With the season now over, it's time for that annual ritual wherein I unearth my preseason predictions and see how they panned out. These are all from a sidebar in my season preview piece back in October:


1. Rudy Gay goes where only Pau Gasol and Zach Randolph have gone before among Grizzlies players: to the All-Star Game.

Verdict: Nope. Gay was indeed having his best season. At the All-Star break, Gay was averaging 20 points, 6 rebounds, 3 assists, and 2.8 "stocks" while shooting 47/40/81. Every category save points-per-game was a career high, and Gay's defense was at a new level as well. Though Gay's pre-break shoulder injury would have kept him out of the game regardless, the combination of a sluggish team start and an outrageously deep bunch of all-star-worthy forwards in the Western Conference restricted Gay to the outskirts of the conversation this season.


2. Mike Conley overcomes the slow starts that have plagued his past two seasons en route to career-highs across the board and a few down-ballot Most Improved Player votes.

Verdict: Bullseye. After getting off the terrible starts the previous two seasons, Conley was consistent all season, setting career highs in points, assists, and steals per game. He finished 10th in the Most Improved race, with three second-place and five third-place votes.


3. O.J. Mayo and Hasheem Thabeet show up in trade rumors but are not dealt. The Griz stand pat, aside from adding a minor frontcourt free agent as a 15th player later in the season.

Verdict: Not quite. I was correct in identifying the two players who would factor in trade rumors but mostly wrong about them not ultimately being dealt. Thabeet was shipped to Houston and only some kind of still-mysterious yet serendipitous snafu kept Mayo from going to Indiana. A minor frontcourt free agent signed late in the season to fill out the roster? Leon Powe.


4. New back-up point guards Acie Law and Greivis Vasquez take a back seat to free agent Tony Allen and even Mayo, who eventually soak up the majority of the minutes behind Conley.

Verdict: Not quite. I was right in doubting Acie Law's ability to hold a job he'd been given to start the season, but wrong — maybe hopeful — about the team using Allen or Mayo on the ball in non-traditional lineups.
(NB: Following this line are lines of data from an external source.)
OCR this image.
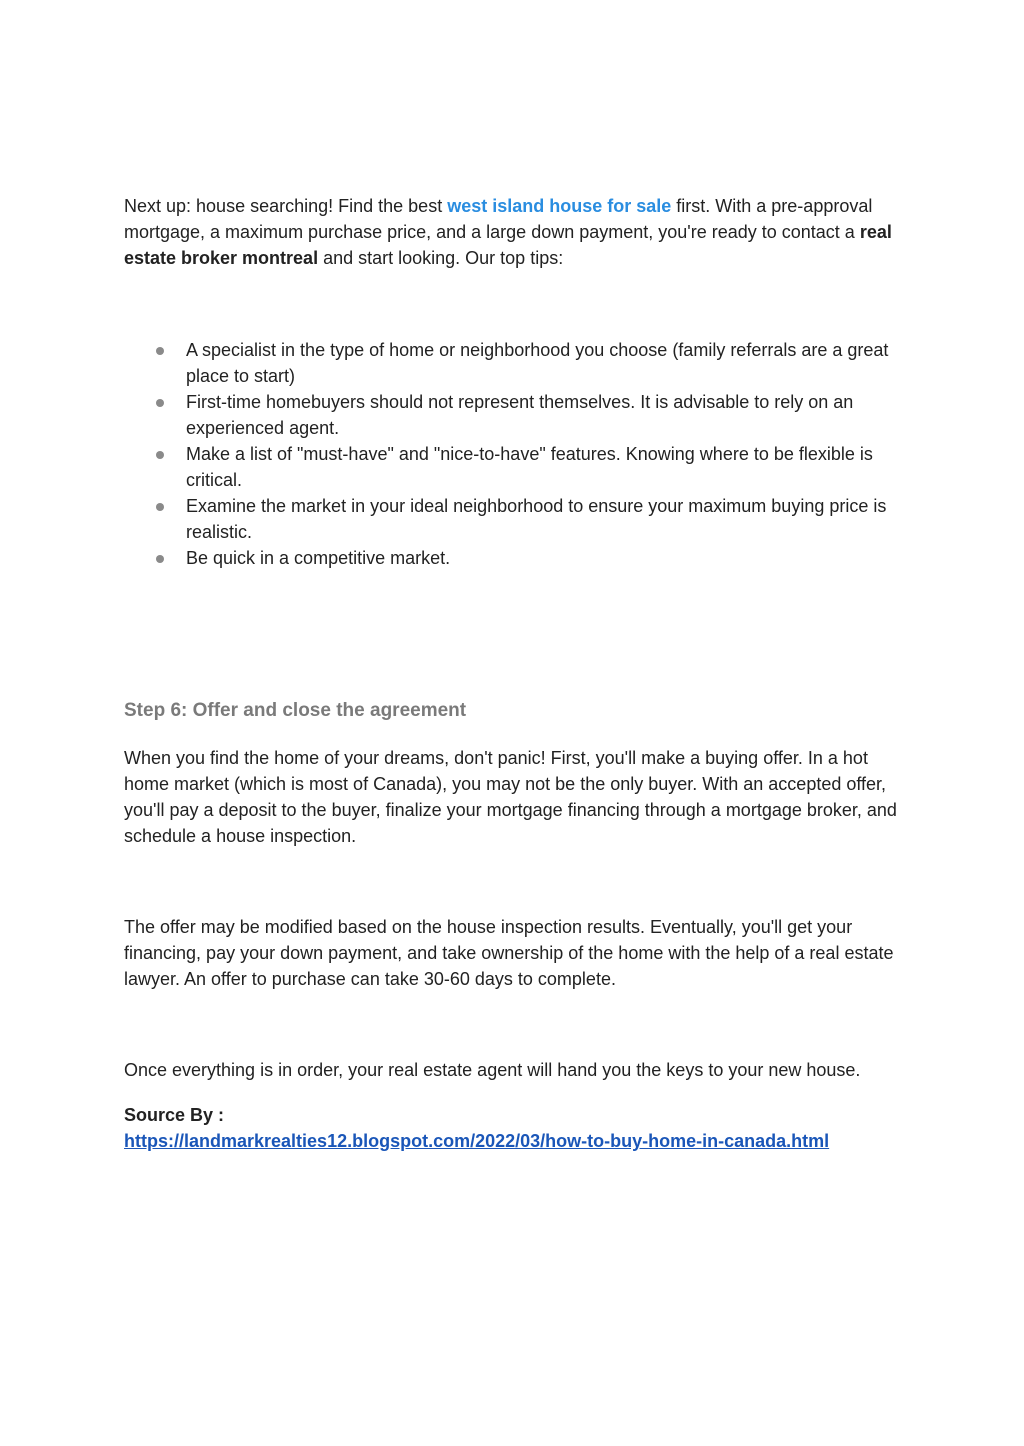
Next up: house searching! Find the best west island house for sale first. With a pre-approval mortgage, a maximum purchase price, and a large down payment, you're ready to contact a real estate broker montreal and start looking. Our top tips:

A specialist in the type of home or neighborhood you choose (family referrals are a great place to start)
First-time homebuyers should not represent themselves. It is advisable to rely on an experienced agent.
Make a list of "must-have" and "nice-to-have" features. Knowing where to be flexible is critical.
Examine the market in your ideal neighborhood to ensure your maximum buying price is realistic.
Be quick in a competitive market.
Step 6: Offer and close the agreement

When you find the home of your dreams, don't panic! First, you'll make a buying offer. In a hot home market (which is most of Canada), you may not be the only buyer. With an accepted offer, you'll pay a deposit to the buyer, finalize your mortgage financing through a mortgage broker, and schedule a house inspection.

The offer may be modified based on the house inspection results. Eventually, you'll get your financing, pay your down payment, and take ownership of the home with the help of a real estate lawyer. An offer to purchase can take 30-60 days to complete.

Once everything is in order, your real estate agent will hand you the keys to your new house.

Source By :
https://landmarkrealties12.blogspot.com/2022/03/how-to-buy-home-in-canada.html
Happily, Vasquez seized more of the job as a rookie than I thought he would, though both Jason Williams and Ish Smith got some late-season run behind Mike Conley at the point.


5. Despite losing more starter games to injury, the Grizzlies' modestly improved bench and defense leads to a small step forward that proves just enough: The team finishes 46-36, secures the final playoff seed, and breaks the franchise's postseason drought by taking one game from the defending champion Los Angeles Lakers in a five-game opening-round playoff series.

Verdict: Pretty good. I nailed both the win total and the seeding and correctly forecast that the team would end their 0-12 playoff win drought. But I sure didn't see six more playoff wins coming after that. Back in October, no one did.